Smith further gave examples of how emotional labor plays out within a leader’s team:
- Like rallying your team when you are tired; and don’t want to show your fatigue
- Conducting a layoff of an individual(s): You must put on your “game face” at work and not show your true feelings about the difficult situation.
- Other emotional labor in leadership examples Smith sited:
- Work Design Changes: Process changes that may not be popular to the team and how the leader shows or holds back on their personal emotions about the changes.
- Technical Changes: That affects work flow and how the team moves forward.

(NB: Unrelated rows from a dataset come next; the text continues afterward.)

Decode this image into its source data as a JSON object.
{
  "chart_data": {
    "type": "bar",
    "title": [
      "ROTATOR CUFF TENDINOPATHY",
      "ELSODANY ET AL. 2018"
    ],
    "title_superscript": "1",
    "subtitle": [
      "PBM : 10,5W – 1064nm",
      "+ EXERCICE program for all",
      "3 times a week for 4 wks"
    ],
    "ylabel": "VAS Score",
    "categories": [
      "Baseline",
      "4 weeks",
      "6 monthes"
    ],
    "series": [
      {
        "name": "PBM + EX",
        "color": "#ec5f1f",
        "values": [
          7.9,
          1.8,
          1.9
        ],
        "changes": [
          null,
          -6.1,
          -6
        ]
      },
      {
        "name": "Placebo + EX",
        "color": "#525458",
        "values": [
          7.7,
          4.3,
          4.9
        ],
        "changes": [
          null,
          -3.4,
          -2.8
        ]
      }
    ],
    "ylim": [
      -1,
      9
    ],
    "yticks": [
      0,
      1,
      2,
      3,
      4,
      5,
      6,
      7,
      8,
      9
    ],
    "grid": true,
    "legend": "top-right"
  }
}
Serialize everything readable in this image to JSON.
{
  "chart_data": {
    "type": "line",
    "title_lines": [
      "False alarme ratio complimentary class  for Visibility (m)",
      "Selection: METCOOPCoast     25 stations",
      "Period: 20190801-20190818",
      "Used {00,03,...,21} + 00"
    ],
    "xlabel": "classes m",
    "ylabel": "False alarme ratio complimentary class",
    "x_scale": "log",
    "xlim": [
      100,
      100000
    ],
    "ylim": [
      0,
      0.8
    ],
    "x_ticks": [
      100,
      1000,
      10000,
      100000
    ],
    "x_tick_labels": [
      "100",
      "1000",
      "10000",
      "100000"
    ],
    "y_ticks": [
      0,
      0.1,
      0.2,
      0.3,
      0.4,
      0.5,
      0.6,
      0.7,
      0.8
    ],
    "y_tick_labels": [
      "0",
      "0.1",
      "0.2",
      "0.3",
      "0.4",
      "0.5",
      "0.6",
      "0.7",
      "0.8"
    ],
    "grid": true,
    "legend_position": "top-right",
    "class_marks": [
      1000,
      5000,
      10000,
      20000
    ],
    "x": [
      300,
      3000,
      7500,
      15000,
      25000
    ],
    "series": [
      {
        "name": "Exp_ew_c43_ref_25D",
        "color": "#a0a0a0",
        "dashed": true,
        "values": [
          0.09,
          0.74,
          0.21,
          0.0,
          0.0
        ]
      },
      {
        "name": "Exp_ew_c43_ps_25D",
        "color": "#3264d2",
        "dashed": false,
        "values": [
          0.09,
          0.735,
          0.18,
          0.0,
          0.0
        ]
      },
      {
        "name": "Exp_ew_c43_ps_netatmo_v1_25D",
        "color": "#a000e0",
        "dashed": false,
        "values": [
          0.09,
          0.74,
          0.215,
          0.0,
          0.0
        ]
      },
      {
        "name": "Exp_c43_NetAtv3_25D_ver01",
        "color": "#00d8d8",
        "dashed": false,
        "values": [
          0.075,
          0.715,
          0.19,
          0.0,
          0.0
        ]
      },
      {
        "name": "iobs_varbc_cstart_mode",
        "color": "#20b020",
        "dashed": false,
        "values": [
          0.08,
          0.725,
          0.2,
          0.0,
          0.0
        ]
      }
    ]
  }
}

- World Events: That affects the organization in a variety of ways.
Big Hint / Idea from Alysia #2
Here are some excerpts of Dina Smith’s Summer Article 2025 writings to share with you, based on her new book.
Emotional depletion is a real and significant tax of modern leadership. Recovery is no longer a luxury. Instead, it’s a leadership imperative, critical for protecting your well-being and sustaining your capacity to lead over the long haul.
Smith’s examples continue:
- You have to lay off a team member, deliver hard feedback in a tense meeting, or end the day absorbing the resignation of a top performer. No crisis. Just another Tuesday.
Each of these moments is emotionally taxing on its own. But taken together—and set against a backdrop of performance pressures, shifting workplace norms, and the unrelenting emotional labor of guiding and supporting teams through crises and global turmoil—they quietly add up.
Big Hint / Idea from Alysia #3
Newly released Gallup data reflects this toll.
Global employee engagement declined to 21% in 2024, with managers experiencing the largest drop. This marks only the second decline in engagement in the past 12 years and a worrying sign for organizations already struggling with productivity.
In 2024, global employee engagement declined for only the second time in over a decade. Unlike the first drop in 2020, however, the drop wasn’t driven by frontline workers. Instead, it was entirely due to declining engagement among managers and leaders.
In a March 2025 survey by Modern Health, 77% of managers reported that their role was more challenging now than ever before.
From the survey:
According to a new report from Modern Health, a leading global workplace mental health platform, the American workforce is grappling with surging levels of stress, low mood, and seeking more workplace mental health benefits.
In this survey of 1,000 full-time U.S. employees commissioned to understand the state of mental health across America’s workforce at the start of 2025, 75% report experiencing some form of low mood, largely driven by politics and current events, and 74% say they want mental health resources specifically addressing global political turmoil. Alarmingly, almost half of respondents say life was easier during the COVID-19 pandemic than it is now—just several months into 2025.
Understandably, leaders focus on managing others through challenging moments.
Faced with external expectations and a genuine desire to show up for their teams, they direct their attention and energy outward: guiding, steadying, and responding.
But with that external focus and the nonstop pressure for results, it’s easy for leaders to overlook a crucial step: processing their own emotional experience. Pressing on feels efficient, even the only choice to stay afloat amid all the demands on your time. Indeed, it can feel nearly impossible to process your emotions when you’re in the thick of it at work.
But over time, just powering through weighty situations without pausing to process your experience can come at a steep cost to your health, effectiveness as a leader, and relationships.